Do I still have a job at The Salt Lake Tribune? Several friends wanted to know. Their texts started hitting my phone early Monday morning.

Paul Huntsman, who owns The Tribune (along with me and a bunch of other ink-stained wretches), announced that the IRS had approved a new nonprofit model for the paper to pursue to keep it alive in a world increasingly run by social media.

This will entail creating an endowment from donated money that will replace the dwindling advertising revenue that once fueled us, and grant us tax-free status under which to work.

My friends — being of the sort who enjoy rubbing it in — equated the announcement to a death rattle.

“What are you going to do now, [deleted]?”

“Good luck panhandling at The Gateway, Kirby. Serves you right.”

“Walmart’s always looking for greeters, ya bum.”

It was bound to happen in a changing world. Printing on paper will soon be prehistoric. Only the dimmest of minds failed to see that it’s been happening for a while now.

Newspaper advertising was once the primary source of getting the word out. If you had something to sell, you paid to advertise it in the newspaper.

The newspaper took that money and used it to hire people to make sure your name made print were you to rob a bank, get run over by a streetcar, or be gathered up by police in a raid on a brothel.

Newspapers were the hottest thing going when the only forms of competition were big signs and guys walking around in sandwich boards.

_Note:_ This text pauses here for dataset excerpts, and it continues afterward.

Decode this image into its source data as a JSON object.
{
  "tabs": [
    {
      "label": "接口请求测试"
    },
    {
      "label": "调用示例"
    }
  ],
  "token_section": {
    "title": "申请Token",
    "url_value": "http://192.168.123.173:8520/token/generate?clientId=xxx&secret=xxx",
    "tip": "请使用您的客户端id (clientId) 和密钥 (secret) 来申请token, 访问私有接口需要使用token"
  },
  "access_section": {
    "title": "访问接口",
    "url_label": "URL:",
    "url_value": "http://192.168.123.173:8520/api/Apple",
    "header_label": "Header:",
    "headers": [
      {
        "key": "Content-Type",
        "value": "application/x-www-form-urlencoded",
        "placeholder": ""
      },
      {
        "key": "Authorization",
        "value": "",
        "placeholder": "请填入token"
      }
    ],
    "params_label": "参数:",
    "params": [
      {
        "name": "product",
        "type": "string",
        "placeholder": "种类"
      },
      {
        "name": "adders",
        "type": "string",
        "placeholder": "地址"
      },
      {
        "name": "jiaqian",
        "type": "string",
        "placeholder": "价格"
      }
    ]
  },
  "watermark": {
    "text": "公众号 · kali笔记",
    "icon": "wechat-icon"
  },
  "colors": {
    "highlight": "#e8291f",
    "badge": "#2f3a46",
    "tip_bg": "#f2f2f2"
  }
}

Then came radio and television. Suddenly, newspapers weren’t the only marketing tool out there. The change is reflected in newspaper archives.

I researched old print editions of The Tribune to follow our decline based on size. To keep it somewhat fair, I only looked at editions printed the first Monday of November in the following years:

• 1933 — The worst year of the Great Depression. 16 pages.

• 1953 — Korean War ends, and I’m born. 34 pages.

• 1971 — I barely graduate from Skyline High School. 40 pages.

• 1994 – My first Tribune column. Internet providers start taking over the world. 36 pages.

• 2019 – Yesterday. Back to 16 pages.

This is not the most accurate way of measuring a newspaper’s success, but it does reveal the impact of print advertising revenue loss.

Ironically, even with fewer pages, we have more readers than ever (thanks to our digital audience). So we won’t be going away anytime soon.

Newspapers — or news gathering — will always be needed. People need something to yell about. And at.

I remember the Old Man yelling at the newspaper whenever Castro, Mao or de Gaulle did something he didn’t like. He took it personally that God put so many jerks in the world at the same time.

I took it personally because I delivered newspapers as a kid, including the Idaho Statesman, The San Bernardino Sun and the Los Angeles Times.

The papers were 30-plus pages an issue. On Sundays, it was like heaving dead walruses onto driveways. I would have worshipped Satan for a 16-page paper.

The point is not to worry. Times change, and we all have to change with them.

Well, not you. If you’re reading us, you stay the same.